Debout au centre de la pièce, les bras ballants le long de mon corps, je zieute ma chambre autant bordélique que ma vie. Ce désordre me dépite toujours autant et pourtant je n'arrive jamais à la garder propre. Peut-être qu'elle est en cohésion avec mon âme et que seul le jour où celle-ci sera en ordre, ma chambre le sera aussi.

Par mégarde, j'écrase l'essai « le Mythe de Sisyphe » d'Albert Camus, traînant au sol. Mon regard sans fond vogue sur sa première de couverture un instant, avant de reprendre l'esprit.

Parmi la pile de vêtements entreposée sur ma chaise de bureau, je m'empare de mon uniforme. A cela, j'ajoute un sweat à zip noir, une paire de mitaines en mailles et mes éternelles bottines à fourrures écrues accompagnées de jambières grises foncés.

Dans la cuisine, j'avale un sachet de sucre pour augmenter ma glycémie à un taux adéquat. J'hésite à emporter une pomme pour le trajet mais me résigne finalement, l'estomac déjà noué par le stress.

A cette période de l'année, les premiers rayons solaires n'ont pas encore percé l'horizon. Le brouillard âcre est particulièrement présent ce matin, limitant la visibilité et le froid polaire s'immisce à travers le tissu de mes collants opaques.

Le chauffeur de la famille m'attend au pas de la porte d'entrée. Miguel est un homme d'une quarantaine d'années, prévenant, chaleureux et professionnel. Il me passe le bonjour, en m'ouvrant la porte arrière du véhicule et je hoche la tête en guise de remerciement avant de m'engouffrer à l'intérieur de l'habitacle.

Je passe les portes de l'école, ou plutôt celles de mon enfer quotidien. Ici, je ne me sens plus humaine, réduite à un cœur meurtri par l'anxiété à l'instar de son pantin.

Dans les couloirs, une musique sans paroles, à l'acoustique mélancolique, résonne dans les hauts parleurs de mon casque, étouffant ainsi ma paranoïa.
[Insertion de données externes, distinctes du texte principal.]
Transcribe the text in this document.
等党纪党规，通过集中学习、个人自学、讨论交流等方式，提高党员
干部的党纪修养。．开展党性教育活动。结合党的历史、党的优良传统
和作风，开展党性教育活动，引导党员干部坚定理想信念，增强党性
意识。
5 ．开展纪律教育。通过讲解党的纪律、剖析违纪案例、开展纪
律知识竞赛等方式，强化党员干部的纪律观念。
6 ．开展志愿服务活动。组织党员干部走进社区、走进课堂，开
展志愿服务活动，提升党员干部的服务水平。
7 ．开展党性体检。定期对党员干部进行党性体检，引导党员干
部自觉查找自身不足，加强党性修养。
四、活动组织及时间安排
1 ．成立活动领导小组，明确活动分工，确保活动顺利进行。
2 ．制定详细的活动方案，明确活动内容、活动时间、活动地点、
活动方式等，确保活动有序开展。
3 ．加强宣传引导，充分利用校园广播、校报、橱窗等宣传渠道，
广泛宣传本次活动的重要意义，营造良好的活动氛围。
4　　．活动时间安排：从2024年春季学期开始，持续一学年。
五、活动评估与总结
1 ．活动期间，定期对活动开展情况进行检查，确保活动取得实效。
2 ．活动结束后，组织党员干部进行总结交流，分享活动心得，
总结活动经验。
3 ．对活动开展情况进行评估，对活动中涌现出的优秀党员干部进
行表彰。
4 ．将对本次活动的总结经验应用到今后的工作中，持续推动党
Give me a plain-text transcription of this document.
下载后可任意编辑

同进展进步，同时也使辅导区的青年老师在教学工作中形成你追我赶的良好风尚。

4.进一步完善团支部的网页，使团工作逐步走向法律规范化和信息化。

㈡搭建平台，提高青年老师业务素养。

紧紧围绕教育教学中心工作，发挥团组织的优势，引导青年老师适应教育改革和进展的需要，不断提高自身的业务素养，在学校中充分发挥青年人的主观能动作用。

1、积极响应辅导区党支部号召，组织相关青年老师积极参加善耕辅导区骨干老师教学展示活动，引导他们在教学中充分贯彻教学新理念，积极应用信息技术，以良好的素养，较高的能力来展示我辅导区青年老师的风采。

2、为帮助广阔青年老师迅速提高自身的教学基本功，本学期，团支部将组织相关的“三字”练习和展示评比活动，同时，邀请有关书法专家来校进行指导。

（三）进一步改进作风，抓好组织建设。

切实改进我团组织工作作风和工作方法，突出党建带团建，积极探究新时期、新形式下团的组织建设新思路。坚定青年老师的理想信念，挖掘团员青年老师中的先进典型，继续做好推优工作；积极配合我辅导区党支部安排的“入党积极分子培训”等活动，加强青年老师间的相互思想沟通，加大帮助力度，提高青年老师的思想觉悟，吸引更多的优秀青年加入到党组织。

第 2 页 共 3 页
Une paranoïa qui me laisse croire que les regards sont braqués sur moi en permanence, que chacun de mes faits et gestes est épié.

De mon point de vue, tout me paraît toujours lointain, telle une spectatrice du monde qui m'entoure sans jamais en faire partie, exclue de mon propre rôle principal. Si j'étais un genre théâtral, je serais assurément une pièce comique tant ma vie rime à une sombre farce.

Deux garçons me bousculent en me dépassant. L'un d'eux me décoche une œillade avant de se retourner l'air de rien. Cet acte si insignifiant piétine pourtant un peu plus mon estime de moi, déjà plus basse que terre, fructifiant cette impression d'être invisible aux yeux du monde entier. Et c'est la goutte de trop.

La bulle superflue éclate.

Ma gorge se resserre. J'essaye constamment d'étouffer mes ruminations mais, parfois, sans raison apparente les pensées néfastes jaillissent de nul part. De la bile, que je tente de réprimer, remonte le long de mon oesophage. J'essaye, j'essaye vraiment mais je ne contrôle rien. Tout ici me donne envie de vomir.